0 stars 0 forks source link

Model List #4

Open TrevorAshby opened 9 months ago

TrevorAshby commented 9 months ago

Select a series of models to be used in the project. They will be fine-tuned, architecturally manipulated (i.e., replacing the last layer for reward model), and RLHF will be performed on all models.

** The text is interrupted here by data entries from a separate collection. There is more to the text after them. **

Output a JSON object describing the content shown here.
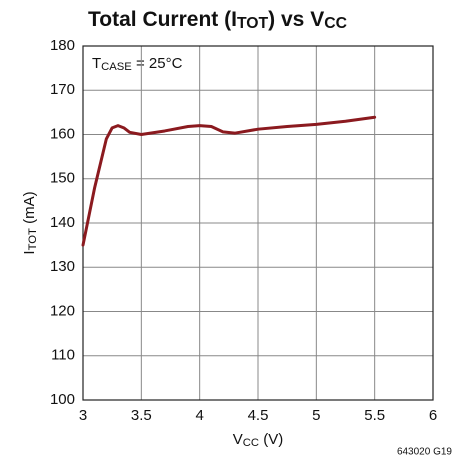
{
  "chart_data": {
    "type": "line",
    "title": [
      "Total Current (I",
      "TOT",
      ") vs V",
      "CC"
    ],
    "xlabel": [
      "V",
      "CC",
      " (V)"
    ],
    "ylabel": [
      "I",
      "TOT",
      " (mA)"
    ],
    "annotation": [
      "T",
      "CASE",
      " = 25°C"
    ],
    "footnote": "643020 G19",
    "x": [
      3,
      3.1,
      3.2,
      3.25,
      3.3,
      3.35,
      3.4,
      3.5,
      3.7,
      3.9,
      4.0,
      4.1,
      4.2,
      4.3,
      4.5,
      4.75,
      5,
      5.25,
      5.5
    ],
    "series": [
      {
        "color": "#8b1a1f",
        "values": [
          135,
          148,
          159,
          161.5,
          162,
          161.5,
          160.5,
          160,
          160.8,
          161.8,
          162,
          161.8,
          160.6,
          160.3,
          161.2,
          161.8,
          162.3,
          163,
          163.9
        ]
      }
    ],
    "xlim": [
      3,
      6
    ],
    "xticks": [
      3,
      3.5,
      4,
      4.5,
      5,
      5.5,
      6
    ],
    "ylim": [
      100,
      180
    ],
    "yticks": [
      100,
      110,
      120,
      130,
      140,
      150,
      160,
      170,
      180
    ],
    "grid": true
  }
}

TrevorAshby commented 9 months ago

Project Models

Model Parameters link
llama2 3b https://huggingface.co/openlm-research/open_llama_3b_v2
Falcon 7b https://huggingface.co/tiiuae/falcon-7b
MPT xx xx
Flan-T5 3b https://huggingface.co/google/flan-t5-xl
Vicuna xx xx

Evaluation Models

Model Parameters link
Star Coder xx xx
StarChart-ß xx xx
Salesforce CodeGen xx xx
faustotnc commented 9 months ago

Some other models available at HuggingFace: https://huggingface.co/blog/os-llms#licensing

It would be interesting to see how our RLHF model compares to other code generation models such as StarCoder, Salesforce CodeGen, and StarChart- $\beta$. However, we would need to keep in mind that StarCoder and Salesforce CodeGen are autoregressive models (although they note we can turn them into technical assistants using a Tech Assistant Prompt), whereas StarChart- $\beta$ is the only instruction model.